Goodman predicted that “the private sector will be doing most of this work because that’s how DoD will seek technologies, whether it’s climate predictive capabilities or new resilience infrastructure.”
“And there are going to be great opportunities for Americans, at all levels across the country, through the private sector from firms big and small, to do the work of making more resilient our military infrastructure,” she said.
Goodman said it’s critical to “up our game in the Arctic,” including the Coast Guard’s plan to build six new icebreakers. “We need to move forward expeditiously with that. Our Department of Defense also needs to increase its Arctic capabilities,” she said. “And, in the last year all the services the Air Force, the Navy, and just yesterday the Army, have issued new Arctic strategies. These are important to tie together now at the overall Department of Defense level, to have an integrated approach to the set of Arctic capabilities that we need. And so, I’m hopeful that we will take a whole of government approach because deterrence really is the best defense.”
“By increasing our ability to meet our potential adversaries in the Arctic, that way we can hopefully continue to keep the peace,” Goodman continued. “But at the same time reduce risk of miscalculation of an accident that could require a search and rescue or misunderstanding. What sometimes keeps me up at night is increased ship traffic through the region… Communication among vessels and increasing exercises have already led to tensions when U.S. fishermen were found in areas where the Russians were exercising in the Bering Strait last summer. And, the U.S. and Russia are only 30 miles apart at their narrowest point. So, it’s important for us to increase our presence in the region in order to keep the peace and keep stability.”
Recognizing that “we’re in the climate era,” combatant commanders can use “environmental security engagements” in addressing climate security threats, Goodman told lawmakers.
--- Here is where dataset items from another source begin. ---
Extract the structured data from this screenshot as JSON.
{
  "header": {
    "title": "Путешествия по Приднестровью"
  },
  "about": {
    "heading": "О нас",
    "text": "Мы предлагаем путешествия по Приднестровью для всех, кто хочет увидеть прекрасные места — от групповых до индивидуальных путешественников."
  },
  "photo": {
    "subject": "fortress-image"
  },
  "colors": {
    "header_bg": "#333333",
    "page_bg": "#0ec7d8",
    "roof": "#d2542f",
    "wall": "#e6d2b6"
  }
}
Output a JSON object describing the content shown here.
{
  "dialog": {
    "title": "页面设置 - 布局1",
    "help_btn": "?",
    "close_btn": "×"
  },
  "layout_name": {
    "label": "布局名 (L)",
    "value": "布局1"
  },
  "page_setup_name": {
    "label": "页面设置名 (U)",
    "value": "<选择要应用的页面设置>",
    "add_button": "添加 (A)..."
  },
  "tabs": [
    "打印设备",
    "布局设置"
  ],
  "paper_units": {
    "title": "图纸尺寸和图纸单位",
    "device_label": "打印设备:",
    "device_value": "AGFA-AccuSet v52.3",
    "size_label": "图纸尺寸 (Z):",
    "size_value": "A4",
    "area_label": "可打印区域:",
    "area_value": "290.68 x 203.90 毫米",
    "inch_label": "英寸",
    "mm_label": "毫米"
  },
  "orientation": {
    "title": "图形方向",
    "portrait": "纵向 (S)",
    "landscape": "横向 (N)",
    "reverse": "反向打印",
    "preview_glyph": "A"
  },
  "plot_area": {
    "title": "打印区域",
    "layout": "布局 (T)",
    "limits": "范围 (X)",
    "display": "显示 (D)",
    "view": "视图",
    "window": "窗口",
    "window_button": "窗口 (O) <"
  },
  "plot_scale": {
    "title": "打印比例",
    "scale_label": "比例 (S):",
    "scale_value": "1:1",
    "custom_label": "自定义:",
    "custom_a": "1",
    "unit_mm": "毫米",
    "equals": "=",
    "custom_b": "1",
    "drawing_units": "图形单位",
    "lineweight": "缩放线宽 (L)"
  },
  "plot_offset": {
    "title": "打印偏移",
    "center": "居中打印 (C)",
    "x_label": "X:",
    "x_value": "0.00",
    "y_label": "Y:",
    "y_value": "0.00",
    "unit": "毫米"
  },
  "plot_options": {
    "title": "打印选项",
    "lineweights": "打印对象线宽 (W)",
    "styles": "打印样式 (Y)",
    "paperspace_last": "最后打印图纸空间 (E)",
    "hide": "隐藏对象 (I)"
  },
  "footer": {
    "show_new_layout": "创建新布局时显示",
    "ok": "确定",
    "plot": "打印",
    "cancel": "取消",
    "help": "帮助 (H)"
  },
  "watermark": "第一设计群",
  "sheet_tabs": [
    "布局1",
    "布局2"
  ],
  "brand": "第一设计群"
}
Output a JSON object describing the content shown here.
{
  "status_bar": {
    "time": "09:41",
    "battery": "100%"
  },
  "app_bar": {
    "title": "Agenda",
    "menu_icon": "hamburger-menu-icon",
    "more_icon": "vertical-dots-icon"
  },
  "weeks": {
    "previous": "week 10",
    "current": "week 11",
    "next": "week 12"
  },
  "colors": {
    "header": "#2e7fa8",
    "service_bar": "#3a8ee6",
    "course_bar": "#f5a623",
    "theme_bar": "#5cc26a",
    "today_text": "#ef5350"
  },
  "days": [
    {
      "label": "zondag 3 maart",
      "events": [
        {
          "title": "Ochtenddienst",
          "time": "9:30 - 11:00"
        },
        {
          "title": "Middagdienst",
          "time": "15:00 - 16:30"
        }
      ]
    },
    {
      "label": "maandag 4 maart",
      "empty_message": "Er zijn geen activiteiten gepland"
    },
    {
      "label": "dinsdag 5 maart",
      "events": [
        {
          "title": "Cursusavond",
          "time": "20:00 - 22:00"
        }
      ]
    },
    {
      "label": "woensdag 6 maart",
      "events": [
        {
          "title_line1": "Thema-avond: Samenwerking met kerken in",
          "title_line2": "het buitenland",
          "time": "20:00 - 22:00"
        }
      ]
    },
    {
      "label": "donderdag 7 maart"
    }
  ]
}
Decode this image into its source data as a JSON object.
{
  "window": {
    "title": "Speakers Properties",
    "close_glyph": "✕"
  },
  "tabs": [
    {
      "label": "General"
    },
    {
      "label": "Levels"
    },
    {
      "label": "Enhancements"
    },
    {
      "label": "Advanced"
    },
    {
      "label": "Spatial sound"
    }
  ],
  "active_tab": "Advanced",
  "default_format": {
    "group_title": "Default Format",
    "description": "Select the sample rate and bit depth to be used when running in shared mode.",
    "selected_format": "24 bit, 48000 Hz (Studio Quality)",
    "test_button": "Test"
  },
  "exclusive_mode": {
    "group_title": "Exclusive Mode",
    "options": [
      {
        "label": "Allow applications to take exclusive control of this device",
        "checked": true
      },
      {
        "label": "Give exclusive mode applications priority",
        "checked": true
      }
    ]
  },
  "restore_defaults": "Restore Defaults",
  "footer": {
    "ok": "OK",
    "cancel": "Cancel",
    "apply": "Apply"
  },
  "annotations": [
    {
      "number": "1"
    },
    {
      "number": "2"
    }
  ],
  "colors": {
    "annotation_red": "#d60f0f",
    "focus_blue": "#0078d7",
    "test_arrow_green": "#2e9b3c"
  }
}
“For example, Pacific Island nations, many of them who depend very much on American security, seeing increased approaches from China to be the provider of first resort when they have an extreme weather event or facing food and water insecurity,” she said. “The U.S. should be right there working with them and in other regions of the world and can do so, can integrate climate security into its theater engagement plans and there are new and improved earth system observation capabilities that can be utilized to enable better planning and to be shared in some cases with our allies and partners as well.”
McGinn said he believes the “culture” of the Defense Department is changing when it comes to integrating climate threats into strategy and strengthening mitigation efforts.
“I would point to the Marine Corps Air Station Miramar out in San Diego as an example of an installation that has worked very, very hard to try to get to net zero,” he said. “The Marine Corp Logistics Base Albany, Georgia, has done a tremendous amount of work in terms of sustainability and energy independence from the grid, if it is needed.”
“…I think this culture of really highlighting how important and essential sustainability and fighting climate change and turning the challenges into opportunities will bring out, if you will, the bragging rights of many of the services and many of the installations that are doing some really, really good stuff.”